Newly Discovered Protein Could Lead to Vaccine for Schistosomiasis

By William J. Cromie

Gazette Staff

Parasitic worms known as schistosomes, or "blood flukes," are strange little beasts that sicken some 200 million people around the world.

Adult females of this microscopic species live inside a groove in the males, and the close-knit couples reside in blood vessels surrounding the intestine or bladder of humans. Once the parasites start to produce eggs, their unfortunate hosts can suffer flu-like symptoms -- high fever, chills, aches, and pain. This condition can progress to stomach or back pain, enlargement of the liver or spleen, and, eventually, to bladder tumors and liver damage.

The disease, known as schistosomiasis, spreads via eggs that the "groovy" couples produce. The eggs pass through the walls of human blood vessels and into the intestine or bladder, from which they are evacuated directly, or through sewage, into lakes, rivers, and canals. These eggs hatch in the water, then grow into hairy larvae that infest freshwater snails.

The larvae grow into tadpole-like youngsters, which leave their snail hosts then burrow into the bloodstreams of people swimming, bathing, or otherwise coming into contact with the waters they populate.

Such invasions occur in tropical countries. Despite strict sanitary regulations and attempts to eradicate their snail intermediates, schistosomiasis is the second most debilitating parasitic disease in the world, after malaria.

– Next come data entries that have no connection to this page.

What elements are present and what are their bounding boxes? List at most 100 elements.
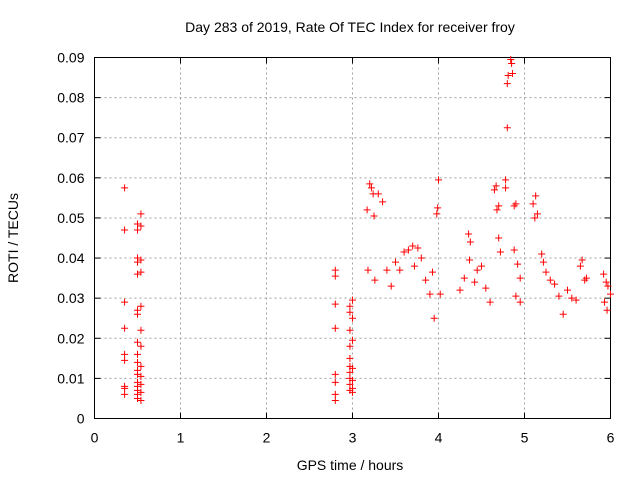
data-point [600, 298, 608, 306]
x-tick-label: 3 [349, 430, 357, 446]
data-point [331, 324, 339, 332]
data-point [349, 376, 356, 384]
data-point [559, 310, 567, 318]
data-point [379, 198, 387, 206]
data-point [363, 206, 371, 214]
data-point [410, 262, 418, 270]
data-point [121, 298, 129, 306]
data-point [349, 336, 356, 344]
data-point [508, 70, 516, 78]
data-point [137, 222, 145, 230]
data-point [331, 378, 339, 386]
data-point [134, 338, 141, 346]
x-axis-title: GPS time / hours [297, 457, 404, 473]
data-point [346, 368, 354, 376]
x-tick-label: 0 [91, 430, 99, 446]
data-point [600, 270, 608, 278]
data-point [460, 274, 468, 282]
data-point [331, 266, 339, 274]
data-point [555, 292, 563, 300]
data-point [349, 364, 356, 372]
x-tick-label: 1 [177, 430, 185, 446]
x-tick-label: 2 [263, 430, 271, 446]
chart-title: Day 283 of 2019, Rate Of TEC Index for r… [185, 19, 515, 35]
data-point [435, 176, 442, 184]
y-tick-label: 0 [77, 411, 85, 427]
axis-ticks: 0 1 2 3 4 5 6 0 0.01 0.02 0.03 0.04 0.05 0.06 0.07 0.08… [57, 50, 614, 446]
data-point [496, 248, 504, 256]
data-point [507, 56, 515, 64]
data-point [392, 258, 399, 266]
data-point [495, 234, 503, 242]
data-point [529, 200, 537, 208]
data-point [493, 206, 501, 214]
data-point [478, 262, 485, 270]
data-point [374, 190, 382, 198]
data-point [473, 266, 481, 274]
data-point [134, 310, 141, 318]
data-point [539, 258, 547, 266]
data-point [417, 254, 425, 262]
data-point [346, 308, 354, 316]
data-point [503, 80, 511, 88]
data-point [134, 350, 141, 358]
data-point [603, 306, 611, 314]
data-point [568, 294, 576, 302]
data-point [137, 362, 145, 370]
data-point [137, 256, 145, 264]
data-point [370, 212, 378, 220]
x-tick-label: 5 [521, 430, 529, 446]
y-tick-label: 0.06 [57, 170, 84, 186]
y-tick-label: 0.03 [57, 290, 84, 306]
data-point [331, 272, 339, 280]
data-point [137, 210, 145, 218]
y-tick-label: 0.09 [57, 50, 84, 66]
data-point [346, 302, 354, 310]
data-point [331, 370, 339, 378]
data-point [409, 242, 417, 250]
y-tick-label: 0.07 [57, 130, 84, 146]
data-point [346, 342, 354, 350]
data-point [551, 280, 559, 288]
data-point [532, 192, 540, 200]
data-point [137, 268, 145, 276]
data-point [582, 274, 590, 282]
data-point [471, 278, 479, 286]
data-point [531, 214, 539, 222]
grid [94, 57, 611, 419]
data-point [514, 260, 522, 268]
data-point [456, 286, 464, 294]
data-point [546, 276, 554, 284]
y-tick-label: 0.04 [57, 250, 84, 266]
data-point [426, 290, 434, 298]
data-point [502, 184, 510, 192]
data-point [604, 282, 612, 290]
data-point [400, 248, 408, 256]
data-point [137, 302, 145, 310]
data-point [121, 356, 129, 364]
y-tick-label: 0.01 [57, 370, 84, 386]
data-point [466, 238, 474, 246]
data-point [512, 292, 520, 300]
data-point [371, 276, 379, 284]
data-point [137, 380, 145, 388]
data-point [576, 262, 584, 270]
data-point [383, 266, 391, 274]
data-point [422, 276, 430, 284]
data-point [508, 60, 516, 68]
data-point [121, 384, 129, 392]
data-point [331, 390, 339, 398]
data-point [434, 204, 442, 212]
data-point [134, 226, 141, 234]
data-point [346, 354, 354, 362]
data-point [349, 296, 356, 304]
x-tick-label: 6 [607, 430, 615, 446]
data-point [602, 278, 610, 286]
y-tick-label: 0.08 [57, 90, 84, 106]
data-point [516, 274, 524, 282]
data-point [367, 184, 375, 192]
data-point [121, 324, 129, 332]
data-point [428, 268, 436, 276]
data-point [486, 298, 494, 306]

The ideal solution would be an effective vaccine. Last month, a team of scientists from Harvard and the University of Zurich, Switzerland, took a significant step in that direction. They discovered a protein complex that schistosomes need in order to take up nutrients from blood and keep themselves alive. A weakened version of this protein, injected into people, could alert their immune systems to fight off the parasites.

The discovery could also have a more general and basic impact on biology because human cells use related proteins to take up nutrients such as sugars and the amino acids needed to make other types of proteins.

"Similar proteins transport amino acid molecules from blood into both schistosome and human cells," explains Patrick Skelly of the Harvard School of Public Health. "Conceivably, defects in the human transporters could be involved in various conditions that make us ill. We are looking into this along with the possibility of using our discovery to develop a vaccine against schistosomiasis."

A Boring Head

The tadpole-like schistosome larva loses its tail as it bores into people's bloodstreams but keeps its head and gut. The invader also grows a new skin studded with tube-like transporters. Skelly, an instructor in tropical public health, and Charles Shoemaker, an associate professor of immunology and infectious diseases, use a powerful microscope to track the formation of this skin and its built-in nutrient transporters.

To understand how the transporter works, Shoemaker and Skelly used special laboratory techniques to induce frog eggs to make the schistosome protein. They wanted to see if these eggs took up more nutrients than untreated eggs. They did not.

Meanwhile, the Swiss team under Francois Verrey were working on the same problem. They came up with the idea that the transporter needs a second protein to work properly. When the Harvard team got frog eggs to make both this second protein and the schistosome protein, that did the trick. Eggs that got this protein cocktail took-up more nutrients than those that didn't get it.

Shoemaker and Skelly also identified a human protein that resembles the schistosome transporter. When they used it with frog eggs, it worked as well as the parasite's protein.

"These experiments have led to the discovery and characterization of a broadly interesting family of amino acid transporters," notes Skelly. These proteins work in schistosomes, frogs, and humans when associated with a second, helper protein. "Clearly, the new family must be important enough to be preserved during millions of years of evolution."

Making A Vaccine

The next step is to turn this knowledge into a useable vaccine. "First, we will try to test the schistosome transporter alone as a vaccine," Skelly says. "We'll also try other nutrient transporters we have found. Second, we want to purify the natural helper protein used by the schistosome."

Purifying a protein combination embedded in the skin of a microscopic parasite is no easy job. One way to do it involves cloning the genetic material that carries instructions needed for a body to make the combination. Injecting the genes rather than the proteins directly into a human might produce enough of a stimulus for the immune system to reject any invaders that later burrow their way into the body.

Skelly and his colleagues expect scientists to pay much wider attention to this new family of proteins. "Like schistosomes, every animal needs nutrients like amino acids to survive and reproduce," Skelly notes. "We knew different types of human cells take up various amino acids, but until now we had no idea about the molecular details of how they do it.

"I think that many people will start searching for relatives of this protein family," he continues. "They will try to determine what members transport what amino acids into what cells, as well as what medical problems result when the transports don't function properly."